Notre travail

CONCEPT

A4SD functionne le long de la chaînes de valeur. Notre approche est basé sur le concept de ValueLinks.

ValueLinks 2.0 désigne la démarche générale des chaînes de valeur appliquée par les administrations gouvernementales, les compagnies privées et les agences de développement de manière similaire. L’idée est de promouvoir une transformation des chaînes de valeur vers une économie plus verte et plus inclusive. ValueLink correspond aussi à un réseau d’experts et à un ensemble de formations. La méthodologie est connue et utilisée par un nombre croissant de programmes de développement. Au cours des dix dernières années, plus de 3000 personnes ont été formées.

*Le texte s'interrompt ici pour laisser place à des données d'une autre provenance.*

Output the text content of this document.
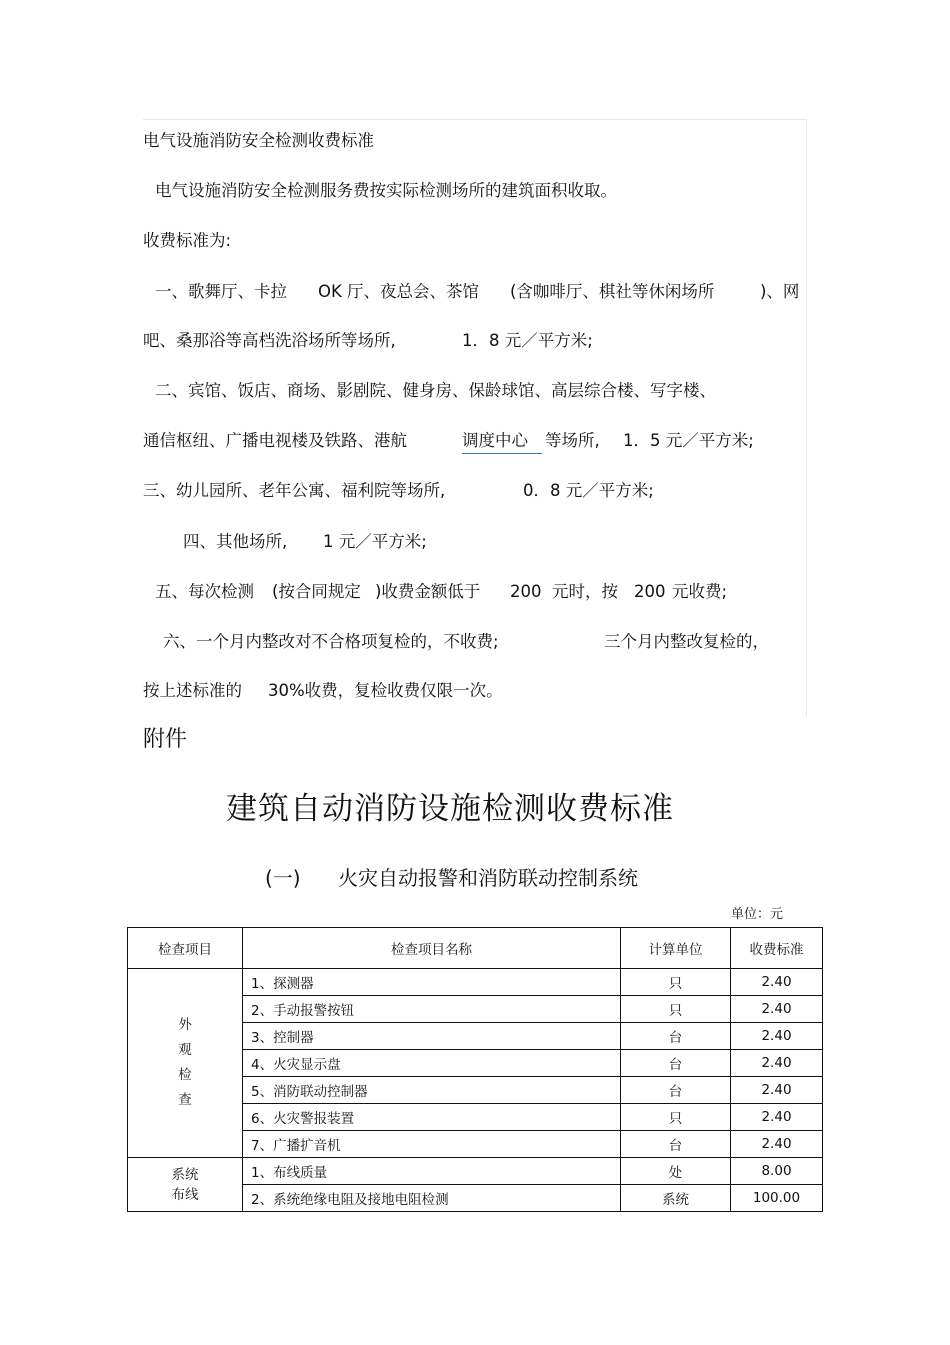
电气设施消防安全检测收费标准
电气设施消防安全检测服务费按实际检测场所的建筑面积收取。
收费标准为:
一、歌舞厅、卡拉 OK 厅、夜总会、茶馆 (含咖啡厅、棋社等休闲场所	)、网
吧、桑那浴等高档洗浴场所等场所,	1．8 元／平方米;
二、宾馆、饭店、商场、影剧院、健身房、保龄球馆、高层综合楼、写字楼、
通信枢纽、广播电视楼及铁路、港航	调度中心	等场所, 1．5 元／平方米;
三、幼儿园所、老年公寓、福利院等场所,	0．8 元／平方米;
四、其他场所, 1 元／平方米;
五、每次检测 (按合同规定 )收费金额低于 200 元时，按 200 元收费;
六、一个月内整改对不合格项复检的，不收费;	三个月内整改复检的，
按上述标准的 30%收费，复检收费仅限一次。
附件
建筑自动消防设施检测收费标准
(一) 火灾自动报警和消防联动控制系统
单位：元
检查项目	检查项目名称	计算单位	收费标准

外
观
检
查	1、探测器	只	2.40
	2、手动报警按钮	只	2.40
	3、控制器	台	2.40
	4、火灾显示盘	台	2.40
	5、消防联动控制器	台	2.40
	6、火灾警报装置	只	2.40
	7、广播扩音机	台	2.40

系统
布线	1、布线质量	处	8.00
	2、系统绝缘电阻及接地电阻检测	系统	100.00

Les programmes de développement peuvent accéder aux principes et outils via le site web www.valuelinks.org . Il fournit l’information concernant les cours de formation ValueLinks et présente le manuel sur le développement durable de la chaîne de valeur « ValueLinks 2.0 », version 2017. Le premier volume comprend l’analyse de la chaîne de valeur, la stratégie et la mise en œuvre, le second volume englobe une série de solutions de chaîne de valeur concernant l’amélioration des modèles de gestion entrepreneuriale, les interconnexions, les standards de pérennité du financement et des services et les changements de réglementation.

GAP

Pour intensifier la production, une vulgarisation efficace et efficiente doit s'appuyer sur des bonnes pratiques agricoles viables issues de la recherche agricole. À cet effet des référentiels technico-économiques sur le cacao et des vivriers comme le riz, le manioc, le maïs, la tomate, les haricots ou les escargots sont développés. Ce sont de courts documents pour les vulgarisateurs et les agriculteurs. Ils fournissent des messages clés illustrés sur les bonnes pratiques agricoles ainsi que sur les techniques de récolte et post-récolte développées par la recherche agricole. Des travaux importants sont nécessaires afin d'assurer la documentation et une illustration concises, exactes et convaincantes des bonnes pratiques agricoles ainsi que des techniques de récolte et de post-récolte. Les recommandations techniques sont complétées par l'analyse économique et des aspects de gestion pour réussir l'adoption et accroître la productivité et le revenu. D'une part, cela assure des sessions de vulgarisation bien ciblées et efficaces tout au long du cycle de production, et aide, d'autre part, les agriculteurs à appliquer de bonnes pratiques agricoles après / entre les sessions de vulgarisation. Chaque participant à des sessions de vulgarisation reçoit son référentiel. Les référentiels technico-économiques sont aussi utilisés pour développer des outils et média de vulgarisation supplémentaires tels que des blocs d'images, des animations 3D et des émissions de radio.

FBS

Le Farmer Business School (FBS) renforce les attitudes et compétences entrepreneurialess de petits exploitants pour des revenus accrus et diversifiés ainsi qu’une nutrition équilibrée. Avec le cofinancement du Ministère Fédéral de la Coopération Economique et du Développement et de la World Cocoa Foundation, SSAB et ses partenaires ont élaboré le premier curriculum pour les petites exploitations cacaoyères africains en 2010. En cinq demies journées consécutives, les exploitants se familiarisent avec

  • Les principes de gestion entrepreneuriale de l’exploitation agricole
  • Les éléments de base de la nutrition humaine et les modes de gestion de l’exploitation pour obtenir une production alimentaire suffisante et garantir une alimentation équilibrée
  • Des stratégies d'investissement basées sur la méthode d’analyse « coût-avantage » de techniques de production
  • La gestion financière, l'épargne et le crédit
  • Les avantages qu’offrent les produits de bonne qualité et que procure l’adhésion à une organisation de producteur
  • Des investissements dans la replantation

FBS complète la formation sur les bonnes pratiques agricoles (BPA), les services financiers et techniques que demandent les petits exploitants. À ce jour, nos partenaires ont formé 1.135.612 producteurs et productrices de cacao.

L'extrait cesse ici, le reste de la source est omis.